Even as Whitehead keeps us close to the characters, his prose stands out. This is the sort of novel that comes with lots of sentences you want to write down, and scenes that stick in your head. The prose is part and parcel with Whitehead's world-building, and both offer him ample opportunities for humor. In Whitehead's future, everyone is diagnosed with Post Apocalyptic Stress Disorder (PASD), the symptoms of which boil down to being both human and alive. The survival of civilization is quickly followed by the rebirth of bureaucracy, which seems to have not learned anything from the fall. Whitehead has a grand time with all this, playing it straight but setting up lots of great jokes and riffs. Language and world-building work hand-in-hand to define a future not so different from the past. There are just fewer people and more zombies.
Of course, there is more adventure as well, combing through buildings for stragglers, zombies who are not rabid killers but essentially statues, fixated on some inconsequential task from their past lives. Whitehead manages to make these scenes hilarious and poignant in the same (lack of) breath. He plays with the genre as well, giving us slow zombies and the ever-present signal from afar that may indicate things are not as bad as they seem — or worse.

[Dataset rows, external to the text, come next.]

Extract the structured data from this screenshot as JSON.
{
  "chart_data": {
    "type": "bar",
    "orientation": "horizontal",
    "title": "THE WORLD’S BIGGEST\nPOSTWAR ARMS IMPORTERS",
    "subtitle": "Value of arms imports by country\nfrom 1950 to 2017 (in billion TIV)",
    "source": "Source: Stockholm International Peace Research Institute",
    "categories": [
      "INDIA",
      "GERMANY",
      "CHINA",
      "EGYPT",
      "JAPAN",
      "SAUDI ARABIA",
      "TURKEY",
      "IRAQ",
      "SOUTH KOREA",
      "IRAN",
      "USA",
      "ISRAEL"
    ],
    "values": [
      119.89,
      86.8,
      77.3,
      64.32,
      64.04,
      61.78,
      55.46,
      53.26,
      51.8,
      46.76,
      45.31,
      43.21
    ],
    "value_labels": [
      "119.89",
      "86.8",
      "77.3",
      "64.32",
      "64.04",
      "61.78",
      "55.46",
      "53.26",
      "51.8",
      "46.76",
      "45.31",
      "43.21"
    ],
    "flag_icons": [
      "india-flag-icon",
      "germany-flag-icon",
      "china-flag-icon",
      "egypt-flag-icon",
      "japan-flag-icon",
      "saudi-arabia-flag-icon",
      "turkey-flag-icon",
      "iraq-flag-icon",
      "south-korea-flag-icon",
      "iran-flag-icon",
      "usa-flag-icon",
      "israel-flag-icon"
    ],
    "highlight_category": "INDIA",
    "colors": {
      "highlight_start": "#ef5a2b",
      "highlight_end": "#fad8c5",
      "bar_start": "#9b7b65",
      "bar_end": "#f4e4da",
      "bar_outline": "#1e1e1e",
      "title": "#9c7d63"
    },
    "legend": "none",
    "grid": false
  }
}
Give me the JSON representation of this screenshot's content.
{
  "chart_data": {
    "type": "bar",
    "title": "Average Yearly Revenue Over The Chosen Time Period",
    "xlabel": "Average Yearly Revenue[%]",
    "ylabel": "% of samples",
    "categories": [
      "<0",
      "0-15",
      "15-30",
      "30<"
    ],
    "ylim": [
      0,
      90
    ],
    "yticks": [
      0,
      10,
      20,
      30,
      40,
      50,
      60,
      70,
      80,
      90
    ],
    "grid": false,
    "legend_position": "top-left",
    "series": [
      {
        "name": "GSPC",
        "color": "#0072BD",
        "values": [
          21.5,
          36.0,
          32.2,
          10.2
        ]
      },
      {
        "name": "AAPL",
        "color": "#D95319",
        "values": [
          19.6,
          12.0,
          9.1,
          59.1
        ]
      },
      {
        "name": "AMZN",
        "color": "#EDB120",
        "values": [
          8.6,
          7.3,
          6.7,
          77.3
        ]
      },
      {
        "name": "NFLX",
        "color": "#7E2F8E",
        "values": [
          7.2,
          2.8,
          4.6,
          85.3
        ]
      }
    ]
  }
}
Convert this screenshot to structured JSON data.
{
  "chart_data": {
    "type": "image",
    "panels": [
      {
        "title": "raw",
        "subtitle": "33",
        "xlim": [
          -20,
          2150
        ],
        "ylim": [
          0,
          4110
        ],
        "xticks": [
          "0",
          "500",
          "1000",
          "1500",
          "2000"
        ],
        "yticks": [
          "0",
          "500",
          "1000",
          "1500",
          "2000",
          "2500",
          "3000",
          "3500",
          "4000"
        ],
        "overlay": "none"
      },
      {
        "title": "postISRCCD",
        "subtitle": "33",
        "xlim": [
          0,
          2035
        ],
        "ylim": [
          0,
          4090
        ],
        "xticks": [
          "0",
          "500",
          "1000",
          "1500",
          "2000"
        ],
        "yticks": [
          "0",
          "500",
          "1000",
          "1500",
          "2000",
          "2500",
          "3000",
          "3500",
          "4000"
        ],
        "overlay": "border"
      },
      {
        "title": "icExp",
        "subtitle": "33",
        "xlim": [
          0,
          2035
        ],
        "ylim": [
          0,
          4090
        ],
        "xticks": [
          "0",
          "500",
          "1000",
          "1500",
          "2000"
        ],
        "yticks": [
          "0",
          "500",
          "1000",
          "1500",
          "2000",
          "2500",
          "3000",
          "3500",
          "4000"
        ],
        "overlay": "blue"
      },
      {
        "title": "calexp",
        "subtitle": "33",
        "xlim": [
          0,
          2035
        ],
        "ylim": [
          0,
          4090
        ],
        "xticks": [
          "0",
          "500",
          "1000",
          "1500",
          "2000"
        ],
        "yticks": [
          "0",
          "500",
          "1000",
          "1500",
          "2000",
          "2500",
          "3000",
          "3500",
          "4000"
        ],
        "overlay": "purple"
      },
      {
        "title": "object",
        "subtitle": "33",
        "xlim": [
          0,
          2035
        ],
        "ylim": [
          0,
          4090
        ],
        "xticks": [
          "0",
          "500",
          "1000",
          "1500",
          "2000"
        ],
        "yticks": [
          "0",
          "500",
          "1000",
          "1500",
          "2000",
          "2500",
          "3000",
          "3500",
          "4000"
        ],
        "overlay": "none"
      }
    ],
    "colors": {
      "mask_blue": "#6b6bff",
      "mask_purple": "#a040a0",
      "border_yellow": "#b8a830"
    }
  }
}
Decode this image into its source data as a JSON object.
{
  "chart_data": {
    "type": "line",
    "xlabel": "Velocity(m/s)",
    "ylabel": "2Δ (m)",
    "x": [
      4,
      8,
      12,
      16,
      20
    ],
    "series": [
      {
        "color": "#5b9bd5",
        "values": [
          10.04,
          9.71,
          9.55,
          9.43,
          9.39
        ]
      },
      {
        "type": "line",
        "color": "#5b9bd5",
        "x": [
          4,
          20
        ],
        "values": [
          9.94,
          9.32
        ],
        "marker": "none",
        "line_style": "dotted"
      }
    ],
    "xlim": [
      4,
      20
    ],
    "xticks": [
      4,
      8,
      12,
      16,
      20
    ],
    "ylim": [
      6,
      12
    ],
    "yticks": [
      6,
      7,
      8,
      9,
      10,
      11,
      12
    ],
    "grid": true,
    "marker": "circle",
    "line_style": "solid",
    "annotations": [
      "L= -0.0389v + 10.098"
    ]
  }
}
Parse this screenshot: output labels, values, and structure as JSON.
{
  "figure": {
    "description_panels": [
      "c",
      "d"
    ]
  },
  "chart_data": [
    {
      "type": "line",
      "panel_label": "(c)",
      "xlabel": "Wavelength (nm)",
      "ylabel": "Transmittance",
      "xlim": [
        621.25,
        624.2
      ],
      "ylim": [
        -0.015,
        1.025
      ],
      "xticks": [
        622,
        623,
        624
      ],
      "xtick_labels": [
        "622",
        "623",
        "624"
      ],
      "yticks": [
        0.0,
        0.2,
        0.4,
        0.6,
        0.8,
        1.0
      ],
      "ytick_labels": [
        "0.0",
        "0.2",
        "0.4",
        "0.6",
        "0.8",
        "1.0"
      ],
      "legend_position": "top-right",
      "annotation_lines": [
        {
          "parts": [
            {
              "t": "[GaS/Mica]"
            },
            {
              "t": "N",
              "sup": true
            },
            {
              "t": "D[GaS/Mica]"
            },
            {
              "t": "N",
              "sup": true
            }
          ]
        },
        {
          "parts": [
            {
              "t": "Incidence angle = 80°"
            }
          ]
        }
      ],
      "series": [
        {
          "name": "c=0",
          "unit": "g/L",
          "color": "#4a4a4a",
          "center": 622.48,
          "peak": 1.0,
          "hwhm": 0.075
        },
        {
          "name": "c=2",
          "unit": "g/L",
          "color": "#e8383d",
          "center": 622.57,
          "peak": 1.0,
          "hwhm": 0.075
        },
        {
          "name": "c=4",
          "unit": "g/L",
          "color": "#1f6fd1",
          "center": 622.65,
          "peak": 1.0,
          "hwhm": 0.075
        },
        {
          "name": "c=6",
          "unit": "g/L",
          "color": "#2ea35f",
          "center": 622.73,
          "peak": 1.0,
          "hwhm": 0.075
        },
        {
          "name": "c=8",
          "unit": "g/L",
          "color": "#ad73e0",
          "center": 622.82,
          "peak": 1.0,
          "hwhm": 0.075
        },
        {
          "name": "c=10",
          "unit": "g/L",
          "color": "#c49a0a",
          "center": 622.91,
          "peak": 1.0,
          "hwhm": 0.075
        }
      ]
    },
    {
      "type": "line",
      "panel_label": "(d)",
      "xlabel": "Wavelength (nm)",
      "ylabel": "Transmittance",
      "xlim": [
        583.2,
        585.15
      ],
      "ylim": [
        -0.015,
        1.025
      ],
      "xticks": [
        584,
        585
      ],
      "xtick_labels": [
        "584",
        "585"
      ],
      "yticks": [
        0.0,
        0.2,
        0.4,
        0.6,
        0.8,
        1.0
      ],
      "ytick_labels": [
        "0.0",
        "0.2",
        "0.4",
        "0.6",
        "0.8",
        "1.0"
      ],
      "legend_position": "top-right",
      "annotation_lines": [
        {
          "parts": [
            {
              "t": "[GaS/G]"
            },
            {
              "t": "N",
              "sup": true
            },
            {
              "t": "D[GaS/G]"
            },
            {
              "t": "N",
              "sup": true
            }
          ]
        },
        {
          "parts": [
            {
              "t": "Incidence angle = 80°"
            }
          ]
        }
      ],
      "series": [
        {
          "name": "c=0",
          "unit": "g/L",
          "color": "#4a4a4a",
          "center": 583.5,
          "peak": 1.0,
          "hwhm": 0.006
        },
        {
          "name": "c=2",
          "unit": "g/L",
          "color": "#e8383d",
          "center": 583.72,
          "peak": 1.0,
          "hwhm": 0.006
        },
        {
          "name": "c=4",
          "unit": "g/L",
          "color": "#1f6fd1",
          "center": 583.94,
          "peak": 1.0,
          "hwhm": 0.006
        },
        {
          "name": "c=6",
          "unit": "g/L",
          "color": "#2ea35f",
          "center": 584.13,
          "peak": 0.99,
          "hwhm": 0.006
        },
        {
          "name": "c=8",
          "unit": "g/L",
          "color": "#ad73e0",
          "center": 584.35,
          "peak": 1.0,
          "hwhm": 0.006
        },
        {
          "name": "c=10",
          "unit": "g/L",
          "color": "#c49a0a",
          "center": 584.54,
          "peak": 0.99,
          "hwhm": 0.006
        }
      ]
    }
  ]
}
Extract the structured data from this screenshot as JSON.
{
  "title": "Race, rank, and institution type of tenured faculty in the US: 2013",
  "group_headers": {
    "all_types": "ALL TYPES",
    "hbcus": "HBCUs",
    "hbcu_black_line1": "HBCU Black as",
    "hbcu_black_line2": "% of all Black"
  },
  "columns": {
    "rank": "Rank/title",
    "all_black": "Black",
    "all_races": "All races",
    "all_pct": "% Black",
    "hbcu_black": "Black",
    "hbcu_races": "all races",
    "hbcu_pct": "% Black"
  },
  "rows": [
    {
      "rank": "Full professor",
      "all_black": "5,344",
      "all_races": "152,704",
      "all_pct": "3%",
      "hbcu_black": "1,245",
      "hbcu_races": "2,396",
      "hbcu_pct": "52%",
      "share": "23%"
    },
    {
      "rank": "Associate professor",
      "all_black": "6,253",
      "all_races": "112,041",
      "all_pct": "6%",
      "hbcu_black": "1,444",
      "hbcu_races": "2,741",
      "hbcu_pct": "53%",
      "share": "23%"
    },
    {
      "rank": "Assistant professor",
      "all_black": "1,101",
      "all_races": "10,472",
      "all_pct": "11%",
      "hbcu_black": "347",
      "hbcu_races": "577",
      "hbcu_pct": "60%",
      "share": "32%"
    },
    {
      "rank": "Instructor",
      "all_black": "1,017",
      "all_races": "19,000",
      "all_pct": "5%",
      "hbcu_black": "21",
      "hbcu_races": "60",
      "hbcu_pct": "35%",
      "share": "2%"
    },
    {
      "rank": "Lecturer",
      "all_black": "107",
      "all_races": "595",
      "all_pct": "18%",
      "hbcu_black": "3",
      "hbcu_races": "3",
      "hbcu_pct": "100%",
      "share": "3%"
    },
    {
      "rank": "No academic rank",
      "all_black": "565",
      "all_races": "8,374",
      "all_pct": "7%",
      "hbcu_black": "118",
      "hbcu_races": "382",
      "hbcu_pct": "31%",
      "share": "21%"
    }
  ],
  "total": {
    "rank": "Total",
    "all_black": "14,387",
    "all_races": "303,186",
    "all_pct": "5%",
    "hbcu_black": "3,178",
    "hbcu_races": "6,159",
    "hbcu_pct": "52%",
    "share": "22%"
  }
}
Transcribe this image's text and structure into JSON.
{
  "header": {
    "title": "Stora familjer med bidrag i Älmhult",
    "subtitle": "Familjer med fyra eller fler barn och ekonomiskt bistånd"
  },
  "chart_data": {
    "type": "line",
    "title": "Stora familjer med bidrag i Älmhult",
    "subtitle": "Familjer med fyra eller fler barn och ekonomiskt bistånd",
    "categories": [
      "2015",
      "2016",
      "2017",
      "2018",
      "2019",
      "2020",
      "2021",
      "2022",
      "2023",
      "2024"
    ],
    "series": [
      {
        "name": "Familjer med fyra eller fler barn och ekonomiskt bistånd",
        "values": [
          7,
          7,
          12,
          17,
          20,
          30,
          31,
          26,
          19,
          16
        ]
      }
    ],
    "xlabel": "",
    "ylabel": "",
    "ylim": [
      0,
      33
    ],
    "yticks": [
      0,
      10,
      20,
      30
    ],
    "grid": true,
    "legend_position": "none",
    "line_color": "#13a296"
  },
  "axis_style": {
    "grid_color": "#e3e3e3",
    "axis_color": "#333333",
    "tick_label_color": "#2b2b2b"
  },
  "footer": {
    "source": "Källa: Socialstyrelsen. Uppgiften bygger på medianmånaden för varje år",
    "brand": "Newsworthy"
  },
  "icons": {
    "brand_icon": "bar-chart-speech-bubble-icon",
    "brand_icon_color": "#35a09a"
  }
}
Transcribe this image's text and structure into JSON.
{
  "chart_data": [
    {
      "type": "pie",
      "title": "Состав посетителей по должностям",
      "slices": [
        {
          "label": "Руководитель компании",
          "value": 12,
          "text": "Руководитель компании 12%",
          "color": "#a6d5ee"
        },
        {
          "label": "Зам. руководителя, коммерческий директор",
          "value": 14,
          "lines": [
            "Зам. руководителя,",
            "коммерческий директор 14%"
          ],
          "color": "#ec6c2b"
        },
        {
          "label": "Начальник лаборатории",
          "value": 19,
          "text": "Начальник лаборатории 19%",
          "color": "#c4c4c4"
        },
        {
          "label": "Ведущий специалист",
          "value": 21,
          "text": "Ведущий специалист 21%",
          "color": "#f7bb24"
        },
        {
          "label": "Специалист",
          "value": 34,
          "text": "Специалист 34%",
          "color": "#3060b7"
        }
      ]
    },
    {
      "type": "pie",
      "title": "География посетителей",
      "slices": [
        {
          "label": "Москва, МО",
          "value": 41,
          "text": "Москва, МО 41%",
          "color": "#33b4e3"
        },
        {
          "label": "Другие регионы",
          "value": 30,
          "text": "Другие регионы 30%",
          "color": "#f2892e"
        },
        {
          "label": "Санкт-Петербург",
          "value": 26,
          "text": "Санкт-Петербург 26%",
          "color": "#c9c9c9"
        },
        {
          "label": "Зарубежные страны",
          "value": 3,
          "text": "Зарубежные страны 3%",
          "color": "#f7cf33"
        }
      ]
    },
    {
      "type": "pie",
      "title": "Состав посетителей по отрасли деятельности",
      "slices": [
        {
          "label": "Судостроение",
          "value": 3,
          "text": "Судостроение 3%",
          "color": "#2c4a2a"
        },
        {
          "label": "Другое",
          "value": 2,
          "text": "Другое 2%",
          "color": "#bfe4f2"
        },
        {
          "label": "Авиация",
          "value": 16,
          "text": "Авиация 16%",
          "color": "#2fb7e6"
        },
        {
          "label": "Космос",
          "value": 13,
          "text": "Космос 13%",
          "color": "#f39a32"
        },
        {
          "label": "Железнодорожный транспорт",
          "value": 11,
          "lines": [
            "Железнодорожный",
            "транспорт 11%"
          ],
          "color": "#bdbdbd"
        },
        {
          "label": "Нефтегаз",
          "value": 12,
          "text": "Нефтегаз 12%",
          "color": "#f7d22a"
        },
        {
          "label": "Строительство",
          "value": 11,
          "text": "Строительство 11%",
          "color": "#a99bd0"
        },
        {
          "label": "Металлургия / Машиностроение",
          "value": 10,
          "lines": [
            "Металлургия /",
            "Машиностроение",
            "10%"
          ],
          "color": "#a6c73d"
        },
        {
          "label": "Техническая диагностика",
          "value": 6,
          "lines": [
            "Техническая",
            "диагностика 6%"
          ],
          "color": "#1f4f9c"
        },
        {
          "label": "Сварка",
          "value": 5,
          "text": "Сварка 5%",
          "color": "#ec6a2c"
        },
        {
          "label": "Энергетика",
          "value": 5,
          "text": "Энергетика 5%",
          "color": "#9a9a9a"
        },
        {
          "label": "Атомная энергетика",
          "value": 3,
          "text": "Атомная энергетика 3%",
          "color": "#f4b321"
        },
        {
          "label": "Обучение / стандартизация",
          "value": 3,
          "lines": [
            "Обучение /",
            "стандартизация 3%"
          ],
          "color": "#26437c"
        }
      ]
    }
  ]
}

'Zone One' is not like any other zombie novel you're likely to read. Even though it has all the accoutrements of the genre, Whitehead's interests and skills are always on display. Indeed, Whitehead manages a very unique feat here. He ends civilization in buckets of blood, and finds afterwards a world very much like those he has created in his other works. 'Zone One' does not wallow in gore and revel in mayhem. The Apocalypse, we learn, simply clears the way for the triumph of the mundane, which proves to be funnier and more frightening than buckets of blood.